There are examples of various types of funerary architecture which have survived the wanton destruction and neglect. There are still a few Muslim maqbaras existing and in the Old Roman Catholic ground, there are examples of the Mediterranean vault tombs used by Portuguese families. There are also 18th-century Dutch-designed tombs of the type found at Fort Island.

This neglect, decline and destruction of the Le Repentir Cemetery began towards the end of the 1950’s and continued at a faster rate from the middle of the 1960s. The neglect coincided with the democratisation of the Town Council. In the 19th century and until the beginning of the 1950s the councillors were often wealthy businessmen, members of the learned professions or persons who had made their mark in national politics. Such persons were of the ilk of Mr L.F.S. Burnham, Mr Eddie Gonsalves, Mr Claude Merriman, Mr Rahaman B. Gajraj and Sir Lionel Luckhoo Q.C.

These and others brought their particular skills and capabilities to the task of City Government. With the democratisation, such persons as a group no longer served. Party politics took over the Town Council and most of this group were not aligned with the parties. Further, the office of Town or City Councillor became far less prestigious and respected than it was in the earlier decades of the 20th century.

It was recently reported in the press that Mayor Patricia Chase-Green wished to make a new beginning of restoring the cemetery to the status and aesthetic condition it enjoyed in the 1930’s and 1940’s. She wished to have the vulnerable parts of the cemetery fenced as a beginning but some of the councillors objected.

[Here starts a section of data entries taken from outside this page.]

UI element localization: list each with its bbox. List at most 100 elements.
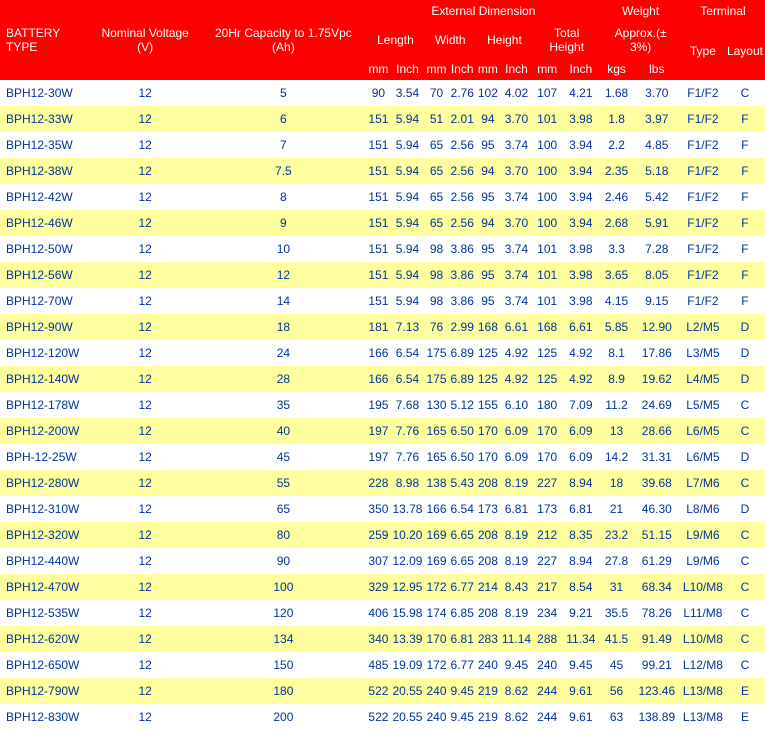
cell-l_in: 5.94 <box>390 210 424 236</box>
cell-h_in: 3.74 <box>500 288 533 314</box>
cell-kgs: 2.2 <box>600 132 632 158</box>
cell-layout: C <box>725 600 765 626</box>
cell-th_mm: 288 <box>533 626 561 652</box>
cell-l_in: 13.78 <box>390 496 424 522</box>
cell-h_in: 8.19 <box>500 522 533 548</box>
cell-type: BPH12-38W <box>0 158 90 184</box>
cell-h_in: 4.92 <box>500 340 533 366</box>
cell-lbs: 5.18 <box>633 158 681 184</box>
cell-term: L8/M6 <box>681 496 725 522</box>
cell-w_in: 2.56 <box>449 132 476 158</box>
cell-layout: F <box>725 132 765 158</box>
cell-w_mm: 51 <box>424 106 448 132</box>
cell-th_mm: 125 <box>533 340 561 366</box>
cell-l_mm: 181 <box>366 314 390 340</box>
cell-th_in: 3.98 <box>561 236 600 262</box>
table-row: BPH12-50W12101515.94983.86953.741013.983… <box>0 236 765 262</box>
hdr-kgs: kgs <box>600 58 632 80</box>
cell-term: F1/F2 <box>681 236 725 262</box>
cell-lbs: 78.26 <box>633 600 681 626</box>
hdr-h-in: Inch <box>500 58 533 80</box>
cell-w_in: 9.45 <box>449 704 476 730</box>
cell-lbs: 3.97 <box>633 106 681 132</box>
cell-l_mm: 197 <box>366 444 390 470</box>
table-row: BPH12-46W1291515.94652.56943.701003.942.… <box>0 210 765 236</box>
cell-w_in: 3.86 <box>449 262 476 288</box>
cell-l_in: 7.76 <box>390 444 424 470</box>
cell-ah: 28 <box>200 366 366 392</box>
cell-ah: 200 <box>200 704 366 730</box>
cell-w_mm: 98 <box>424 236 448 262</box>
cell-w_mm: 65 <box>424 184 448 210</box>
cell-w_mm: 130 <box>424 392 448 418</box>
cell-th_in: 3.98 <box>561 288 600 314</box>
hdr-weight: Weight <box>600 0 681 22</box>
cell-term: L6/M5 <box>681 418 725 444</box>
cell-w_mm: 70 <box>424 80 448 106</box>
table-row: BPH-12-25W12451977.761656.501706.091706.… <box>0 444 765 470</box>
cell-w_mm: 166 <box>424 496 448 522</box>
cell-layout: F <box>725 158 765 184</box>
cell-th_mm: 101 <box>533 106 561 132</box>
cell-w_in: 3.86 <box>449 288 476 314</box>
cell-layout: D <box>725 314 765 340</box>
cell-w_in: 6.50 <box>449 418 476 444</box>
cell-w_in: 2.56 <box>449 184 476 210</box>
cell-h_mm: 125 <box>476 366 500 392</box>
cell-term: F1/F2 <box>681 210 725 236</box>
cell-l_in: 12.09 <box>390 548 424 574</box>
cell-th_mm: 101 <box>533 288 561 314</box>
cell-ah: 120 <box>200 600 366 626</box>
cell-type: BPH12-90W <box>0 314 90 340</box>
cell-w_mm: 175 <box>424 366 448 392</box>
cell-layout: F <box>725 236 765 262</box>
cell-h_mm: 214 <box>476 574 500 600</box>
table-row: BPH12-120W12241666.541756.891254.921254.… <box>0 340 765 366</box>
cell-h_in: 6.10 <box>500 392 533 418</box>
cell-l_mm: 485 <box>366 652 390 678</box>
hdr-ext-dim: External Dimension <box>366 0 600 22</box>
cell-lbs: 28.66 <box>633 418 681 444</box>
cell-kgs: 18 <box>600 470 632 496</box>
cell-term: F1/F2 <box>681 132 725 158</box>
cell-layout: D <box>725 444 765 470</box>
cell-th_in: 3.94 <box>561 132 600 158</box>
cell-l_mm: 406 <box>366 600 390 626</box>
cell-lbs: 4.85 <box>633 132 681 158</box>
cell-type: BPH12-50W <box>0 236 90 262</box>
table-row: BPH12-790W1218052220.552409.452198.62244… <box>0 678 765 704</box>
cell-lbs: 61.29 <box>633 548 681 574</box>
table-header: BATTERY TYPE Nominal Voltage (V) 20Hr Ca… <box>0 0 765 80</box>
cell-h_mm: 155 <box>476 392 500 418</box>
cell-w_in: 6.65 <box>449 548 476 574</box>
cell-h_mm: 170 <box>476 418 500 444</box>
cell-kgs: 21 <box>600 496 632 522</box>
cell-ah: 35 <box>200 392 366 418</box>
cell-ah: 6 <box>200 106 366 132</box>
cell-v: 12 <box>90 366 200 392</box>
cell-type: BPH12-790W <box>0 678 90 704</box>
cell-type: BPH12-33W <box>0 106 90 132</box>
cell-l_mm: 151 <box>366 210 390 236</box>
cell-lbs: 123.46 <box>633 678 681 704</box>
cell-kgs: 45 <box>600 652 632 678</box>
cell-lbs: 19.62 <box>633 366 681 392</box>
cell-h_mm: 95 <box>476 236 500 262</box>
cell-layout: D <box>725 366 765 392</box>
cell-ah: 7.5 <box>200 158 366 184</box>
cell-ah: 24 <box>200 340 366 366</box>
cell-th_in: 3.98 <box>561 262 600 288</box>
cell-th_in: 6.09 <box>561 418 600 444</box>
table-row: BPH12-280W12552288.981385.432088.192278.… <box>0 470 765 496</box>
cell-ah: 18 <box>200 314 366 340</box>
cell-th_mm: 101 <box>533 236 561 262</box>
cell-lbs: 46.30 <box>633 496 681 522</box>
cell-l_in: 5.94 <box>390 288 424 314</box>
cell-l_mm: 151 <box>366 236 390 262</box>
cell-th_in: 6.61 <box>561 314 600 340</box>
cell-l_in: 19.09 <box>390 652 424 678</box>
cell-h_in: 3.74 <box>500 132 533 158</box>
cell-layout: C <box>725 574 765 600</box>
cell-type: BPH12-56W <box>0 262 90 288</box>
cell-kgs: 2.68 <box>600 210 632 236</box>
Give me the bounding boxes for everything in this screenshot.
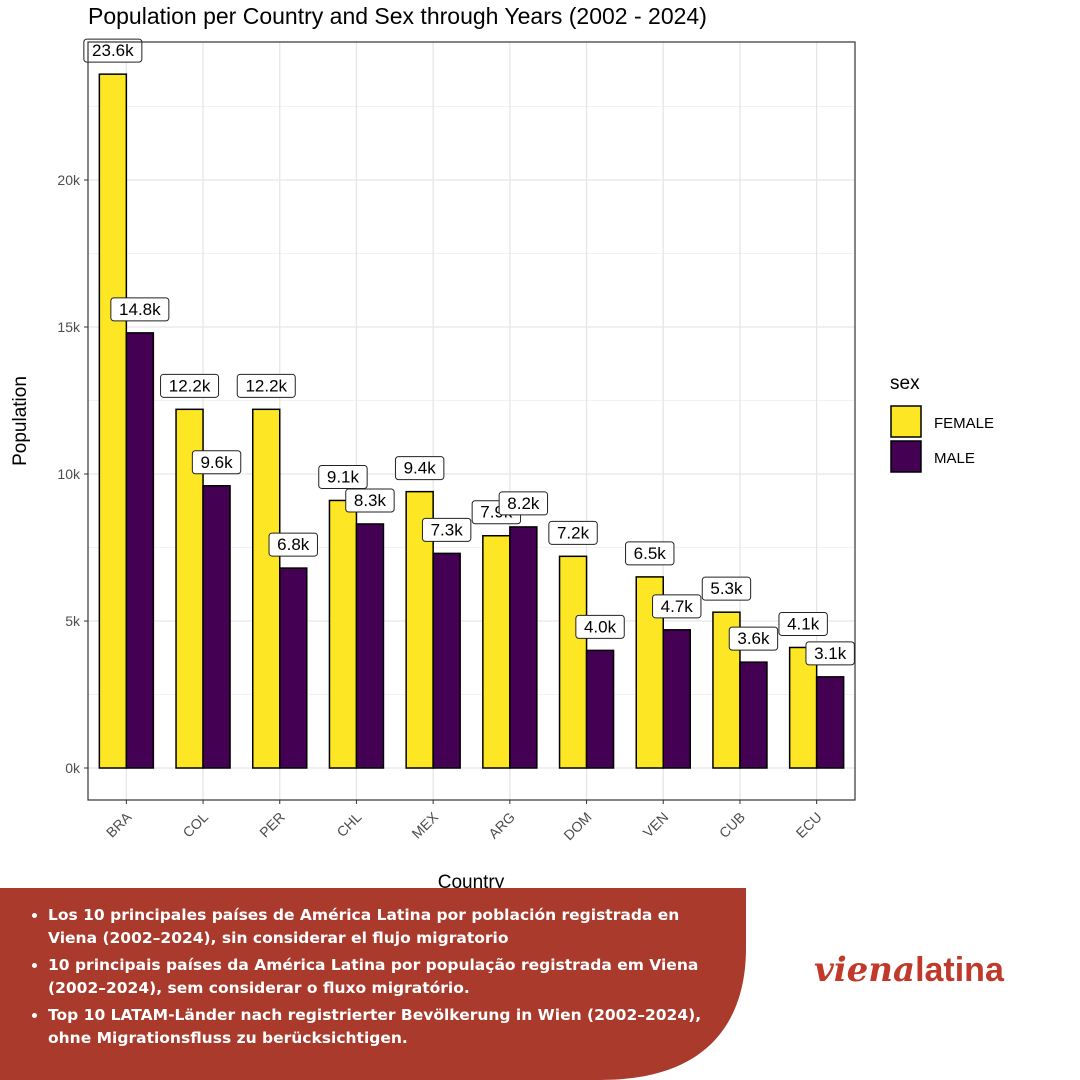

Though it appears to be a daunting and even overpowering task, the cemetery could be made to recapture its former glory. A written plan should be adumbrated along the lines of what was done in the 1920’s and 1930’s and gradually and consistently effectuated. Such a plan would cover matters such as Administration, Security, Aesthetics and Maintenance. Once maintenance is sustained, costs will begin to fall from the high point at which they are, until income and expenditure become equilibrial. Once the City Administration undeviatingly focuses on the Plan, the renewal of the cemetery and its continued maintenance could be achieved in four years.